On est en immersion dans des dialogues parfois lourds émotionnellement, avec des victimes qui sont brisées après un court instant violent dans leur vie tandis que des agresseurs tentent une rédemption plus ou moins sincère. Les trois victimes du groupe offrent un panel de ce qui est le plus courant dans nos faits divers, les trois condamnés le sont aussi, mais plus que leurs méfaits c'est la façon dont ils s'expliquent qui frappent les esprits, le "coupable mais non responsable" qui s'accommode à toutes les sauces est particulièrement insidieux. Sur l'inceste, cette partie se démarque de par même la singularité et le tabou qui entoure ce genre d'affaire. Mais on reste un peu perplexe sur les agents du service Justice Restaurative dont le fonctionnement et leur méthode est très, trop voir excessivement didactique ou scolaire, à tel point que ça paraît mécanique, et donc peu naturel bien qu'on comprenne que ces agents évitent les maladresses ou les erreurs dans le choix des mots ou dans leur réaction. Jeanne Herry signe un nouveau film dramatique intelligent, précis et émotionnellement aussi difficile qu'émouvant. Un magnifique film à voir et à conseiller et même à montrer dans les prisons ! Site : Selenie.fr
Nouveau film de Jeanne Herry (fille de…) après le très beau Pupille. L’univers carcéral après celui de l’adoption. Plutôt celui de la justice restaurative (dont je n’avais jamais entendu parler). Nouveau film chorale, quelques uns des acteurs sont rappelés par la réalisatrice. Tout le monde est très bien. Avec une petite préférence pour Leila Behkti et Miou-Miou. Dali Benssalah, découvert dans Mes frères et moi, confirme tout le bien qu’on pense de lui. Le film en lui-même est intéressant. Écrit avec beaucoup de tact et de sensibilité. Mais j’ai trouvé aussi que l’évolution des rapports entre les personnages, victimes et agresseurs, s’amélioraient de façon trop facile. Avec aussi une mise en scène un peu trop lisse. Ce qui n’empêche pas une belle émotion de poindre à tout moment. Le tout est édifiant, nous permettant de découvrir certaines choses et nous offrant quelques scènes très fortes (notamment toutes celles d’Adèle Exarchopoulos et de Leila Behkti). Au final, malgré mes quelques réserves, tout de même un beau film, même si un cran en dessous de Pupille.

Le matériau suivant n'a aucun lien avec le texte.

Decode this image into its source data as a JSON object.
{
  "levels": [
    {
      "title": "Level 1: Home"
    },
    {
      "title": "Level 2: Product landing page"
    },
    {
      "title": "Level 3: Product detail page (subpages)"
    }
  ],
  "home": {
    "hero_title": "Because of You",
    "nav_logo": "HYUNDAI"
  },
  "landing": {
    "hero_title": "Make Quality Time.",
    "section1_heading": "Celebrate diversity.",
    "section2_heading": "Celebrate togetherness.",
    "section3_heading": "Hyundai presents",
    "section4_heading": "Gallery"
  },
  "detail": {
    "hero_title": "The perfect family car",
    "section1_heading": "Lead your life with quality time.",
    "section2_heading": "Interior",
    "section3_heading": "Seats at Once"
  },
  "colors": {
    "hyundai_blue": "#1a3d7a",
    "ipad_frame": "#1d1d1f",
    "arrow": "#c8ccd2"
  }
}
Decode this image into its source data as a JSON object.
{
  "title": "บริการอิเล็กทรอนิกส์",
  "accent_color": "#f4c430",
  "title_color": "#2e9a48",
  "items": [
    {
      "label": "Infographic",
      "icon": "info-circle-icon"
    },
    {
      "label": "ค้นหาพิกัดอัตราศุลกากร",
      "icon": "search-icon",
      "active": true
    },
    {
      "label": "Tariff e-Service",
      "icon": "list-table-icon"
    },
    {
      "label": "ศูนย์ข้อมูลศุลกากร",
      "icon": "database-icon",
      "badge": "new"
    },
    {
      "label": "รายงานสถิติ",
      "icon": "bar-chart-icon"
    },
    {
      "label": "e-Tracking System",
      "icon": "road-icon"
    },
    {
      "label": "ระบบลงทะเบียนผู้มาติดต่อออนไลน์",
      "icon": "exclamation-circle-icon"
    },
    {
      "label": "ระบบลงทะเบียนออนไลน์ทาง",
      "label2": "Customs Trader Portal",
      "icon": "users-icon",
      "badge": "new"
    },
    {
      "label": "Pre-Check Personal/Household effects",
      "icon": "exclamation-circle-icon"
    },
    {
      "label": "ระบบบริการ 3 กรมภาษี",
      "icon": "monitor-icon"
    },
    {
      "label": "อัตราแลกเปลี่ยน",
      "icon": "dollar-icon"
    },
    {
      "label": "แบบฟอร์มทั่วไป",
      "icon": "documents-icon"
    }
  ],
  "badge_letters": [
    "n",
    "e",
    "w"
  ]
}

Je verrai toujours vos visages. Le film traite de la justice restauvative mais la réalisation n'arrive pas à capter le spectateur, dommage. Deux étoiles et demie.
La bande-annonce pouvait laisser présager le film à thèse judiciaire manichéen et simpliste. Or, il n’en est rien. Certes, le scénario est très explicatif et sa tonalité semi-documentaire rappelle le cinéma de Cayatte des années 50. Mais Jeanne Herry confirme qu’elle est une conteuse inspirée, et le didactisme de sa démarche n’empêche pas un réel sens de la nuance, tout en distillant une émotion contenue et une hauteur de point de vue. Ses interprètes se meuvent avec talent et conviction dans le dispositif.
La justice restaurative, je ne connaissais pas ces réunions de communications entre délinquants et victimes, je précise qu'ils ne se connaissent pas, instauré par une loi par la socialiste Christiane Taubira, ce sont quelques personnes formés a faire un débat, au départ par la connaissance, pourquoi ils sont là, expliquant leurs problèmes, leurs blessures, leurs vies d'avant jusqu'à cicatriser l'après, je trouve l'idée intéressante mème si on est là au cinéma , en tout cas, la cinéaste Jeanne Herry nous le définit bien. Je suis allé voir ce long métrage pour son casting de prestige avec des professionnels et des non professionnels comme, dans la première catégorie Elodie Bouchez, Jean-Pierre Darroussin, Leila Bekhti, Gilles Lellouche, Miou-Miou, Fred Testot, Denis Podalydés et en parallèle Adèle Exarchopoulos qui joue une victime d'agression sexuelle de son frère dans son enfance aidé par la justice restaurative, tout ces comédiens , plus ceux moins connus, s'échangent et, sur le tournage , se regroupent d'aides dans leurs personnages fragiles et forts qu'ils interprètent comme il faut. Pas de musique, une mise en scène intelligente dans quelques lieux uniques. Une oeuvre révélateur.